I shake myself, to clear my mind, maybe this is it, five years equals insanity. The lure of garlic mushrooms soon resettles my mind and I start my search for wild garlic leaves again. Twenty minutes later I’m heading back for home when the world crackles around me again, the noise roars through the crackles, people, cars even an aeroplane up in the sky. A blue car flies by on the road alongside the woods, and I can hear the sound of the children’s playground on the other side of that road. I drop my bag and start running to the sound of laughter, my breath is soon lost as I sprint across tree roots and through the long grasses. As the crackle in the air closes in around me, the world falls quiet again and I fall to my knees screaming at the indignity of showing me a glimpse of the world I left behind.

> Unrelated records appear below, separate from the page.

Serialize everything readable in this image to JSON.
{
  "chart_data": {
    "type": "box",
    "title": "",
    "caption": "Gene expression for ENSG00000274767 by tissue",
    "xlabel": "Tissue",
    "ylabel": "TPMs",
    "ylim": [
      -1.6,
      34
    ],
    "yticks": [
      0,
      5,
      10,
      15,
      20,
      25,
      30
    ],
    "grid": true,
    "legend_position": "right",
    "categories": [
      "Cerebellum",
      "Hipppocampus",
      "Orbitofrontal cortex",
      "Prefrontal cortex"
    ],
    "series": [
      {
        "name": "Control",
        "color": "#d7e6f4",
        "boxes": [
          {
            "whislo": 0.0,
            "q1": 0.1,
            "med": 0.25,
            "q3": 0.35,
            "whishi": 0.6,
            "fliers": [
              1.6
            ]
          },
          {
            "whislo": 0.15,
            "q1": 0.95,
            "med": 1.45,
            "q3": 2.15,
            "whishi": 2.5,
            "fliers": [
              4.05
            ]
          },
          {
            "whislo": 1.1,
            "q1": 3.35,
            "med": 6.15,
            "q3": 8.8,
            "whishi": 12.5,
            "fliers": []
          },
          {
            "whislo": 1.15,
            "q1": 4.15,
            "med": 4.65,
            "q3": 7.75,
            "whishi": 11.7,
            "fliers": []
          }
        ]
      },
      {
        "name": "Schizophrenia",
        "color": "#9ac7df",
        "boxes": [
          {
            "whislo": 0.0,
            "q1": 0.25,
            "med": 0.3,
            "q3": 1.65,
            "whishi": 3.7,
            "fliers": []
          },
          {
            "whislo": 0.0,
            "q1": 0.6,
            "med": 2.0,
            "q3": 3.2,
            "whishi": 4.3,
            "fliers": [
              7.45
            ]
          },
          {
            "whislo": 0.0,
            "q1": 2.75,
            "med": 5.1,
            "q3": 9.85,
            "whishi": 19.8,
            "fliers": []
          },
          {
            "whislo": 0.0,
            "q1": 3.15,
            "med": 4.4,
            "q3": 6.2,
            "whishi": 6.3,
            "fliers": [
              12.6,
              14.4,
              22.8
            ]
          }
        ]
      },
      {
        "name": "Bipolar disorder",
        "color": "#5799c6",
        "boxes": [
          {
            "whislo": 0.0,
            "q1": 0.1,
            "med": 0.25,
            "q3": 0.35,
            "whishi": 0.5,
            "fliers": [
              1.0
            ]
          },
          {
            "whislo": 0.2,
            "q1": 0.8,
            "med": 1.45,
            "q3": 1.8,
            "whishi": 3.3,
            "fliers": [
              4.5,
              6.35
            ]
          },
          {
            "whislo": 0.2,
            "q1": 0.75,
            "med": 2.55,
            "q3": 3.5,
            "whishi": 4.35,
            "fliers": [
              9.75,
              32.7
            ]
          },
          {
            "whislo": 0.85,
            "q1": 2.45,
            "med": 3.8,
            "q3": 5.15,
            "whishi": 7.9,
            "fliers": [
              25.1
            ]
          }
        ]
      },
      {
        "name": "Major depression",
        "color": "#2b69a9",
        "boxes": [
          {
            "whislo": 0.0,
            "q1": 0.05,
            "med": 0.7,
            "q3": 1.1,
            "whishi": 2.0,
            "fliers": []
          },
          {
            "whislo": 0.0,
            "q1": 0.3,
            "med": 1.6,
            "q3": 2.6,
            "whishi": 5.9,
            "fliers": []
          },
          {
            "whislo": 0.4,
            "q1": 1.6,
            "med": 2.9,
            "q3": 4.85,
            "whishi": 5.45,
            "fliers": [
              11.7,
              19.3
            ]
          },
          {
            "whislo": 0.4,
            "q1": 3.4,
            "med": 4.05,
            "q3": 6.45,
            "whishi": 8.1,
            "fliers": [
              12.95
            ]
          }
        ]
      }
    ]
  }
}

The sky is dark when I finally lift my head from the soft ground, the tears have dried into crusts of salt on my cheeks, my throat is hoarse from the screaming obscenities I had howled at the all too silent world, but mostly I feel empty. I head back along the route trampled by my crazed dash to the noise of children in the park, stopping briefly to pick up my bag before I drudge miserably back home.

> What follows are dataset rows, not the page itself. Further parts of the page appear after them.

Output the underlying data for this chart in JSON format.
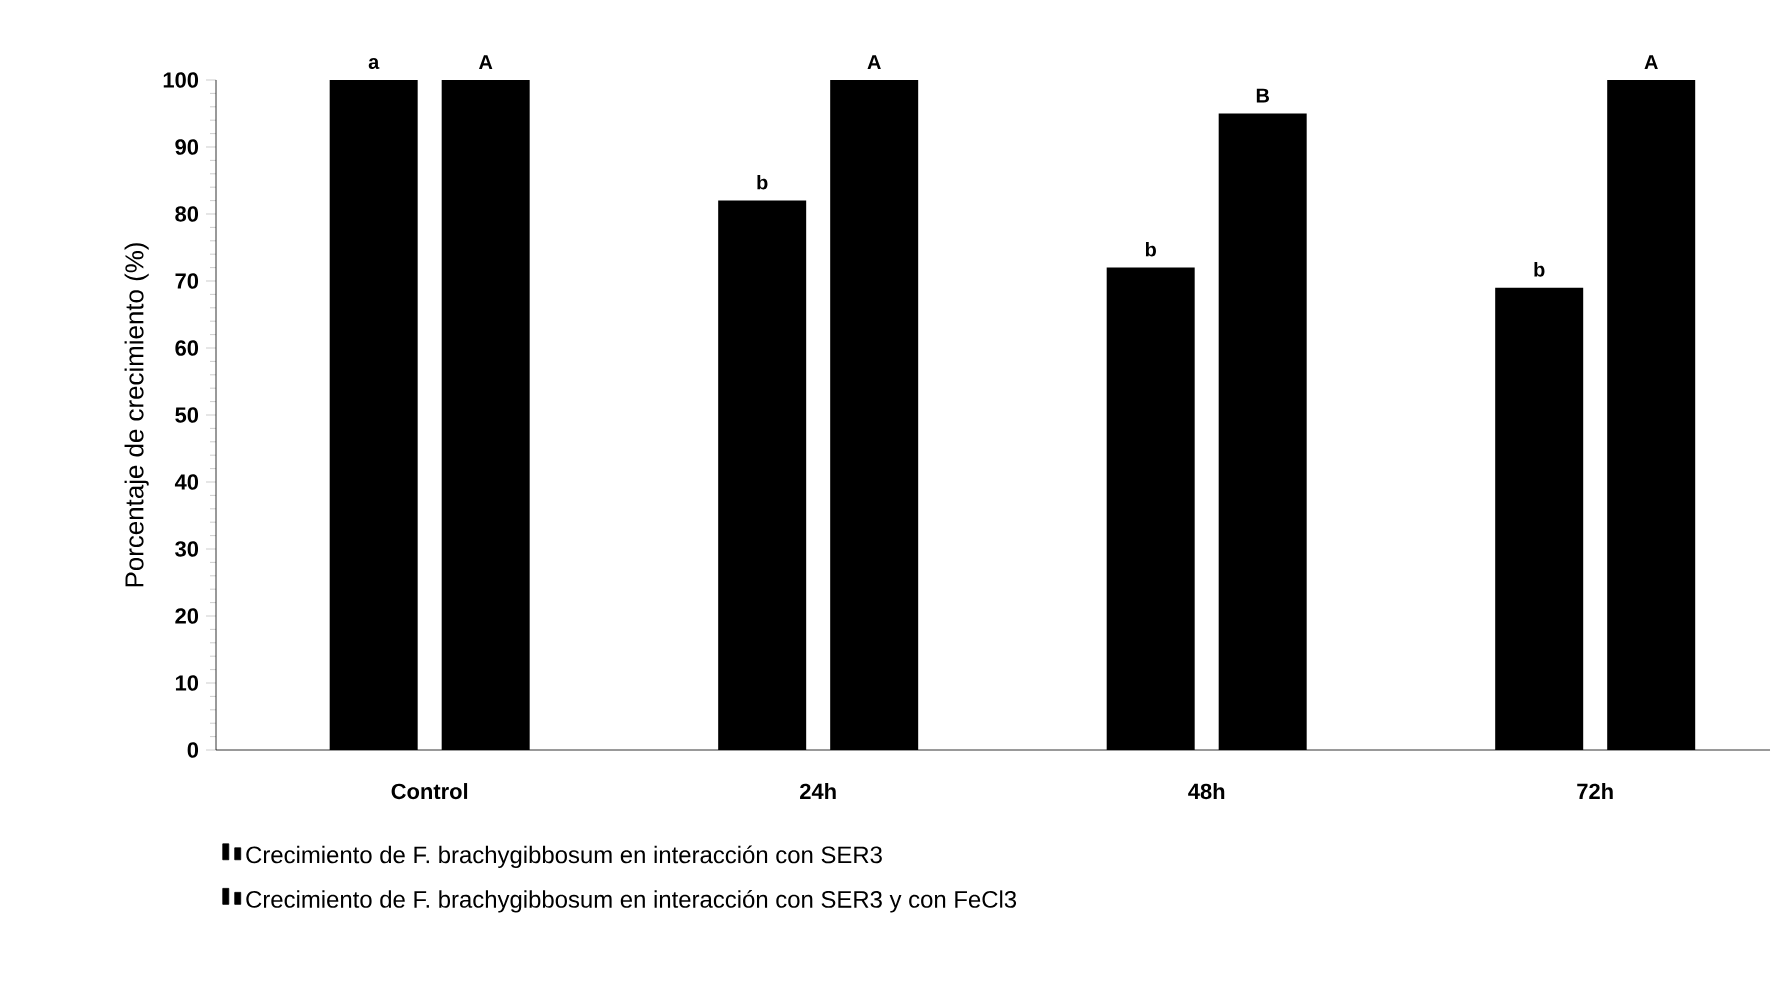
{
  "chart_data": {
    "type": "bar",
    "ylabel": "Porcentaje de crecimiento (%)",
    "categories": [
      "Control",
      "24h",
      "48h",
      "72h"
    ],
    "series": [
      {
        "name": "Crecimiento de F. brachygibbosum en interacción con SER3",
        "color": "#000000",
        "values": [
          100,
          82,
          72,
          69
        ],
        "value_labels": [
          "a",
          "b",
          "b",
          "b"
        ]
      },
      {
        "name": "Crecimiento de F. brachygibbosum en interacción con SER3 y con FeCl3",
        "color": "#000000",
        "values": [
          100,
          100,
          95,
          100
        ],
        "value_labels": [
          "A",
          "A",
          "B",
          "A"
        ]
      }
    ],
    "ylim": [
      0,
      100
    ],
    "yticks": [
      0,
      10,
      20,
      30,
      40,
      50,
      60,
      70,
      80,
      90,
      100
    ],
    "legend": "bottom",
    "grid": false
  }
}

Walking through my back door I can see signs of my mystery visitor again. It’s been quite some time since they were here last, I rush upstairs to find the sheet of notepaper on the top of my vanity, the scent is stronger than ever. Looking at it and almost not daring to touch it for fear that it will be ripped from me the way the sounds were, I notice something new. At the bottom left of the sheet the number 7 is written in blue ink. There is no denying the visitor now, they have left a mark on my world, not just a misplaced bear or a missing shirt, this is something that they have left for me.
Leaving the scented sheet in my bedroom I head out to check over the rest of the house, has anything more been left?
As I step out into the hall a splash of red at the door to the bathroom catches my eye, it’s a drop of blood. My inner witch almost dances, I can find out who they are. Stepping over the threshold carefully to avoid the tiny drop I select a single sheet of toilet paper and bend as close as I can to the droplet, dipping the corner of the sheet into the tiny dome and watching it soak up into the paper. Holding the paper as though it is a precious gemstone I head through the rest of the house, setting the tissue down in a clean bowl in the kitchen I scout through the remaining rooms. The only room that seems to have been disturbed downstairs is the laundry. The dryer has now finished so I will need to empty it and fold the contents. The basket of mum and Andy’s clothes is askew with clothes spilling out of the top. A quick scan tells me that a shirt, cardigan, and a pair of Hello Kitty knickers are gone. Maybe my visitor is short on clothes and doesn’t know how to get fresh clothes from the empty shops.
I will show them once I find them, I decide. Now I have their blood finding them will be easy!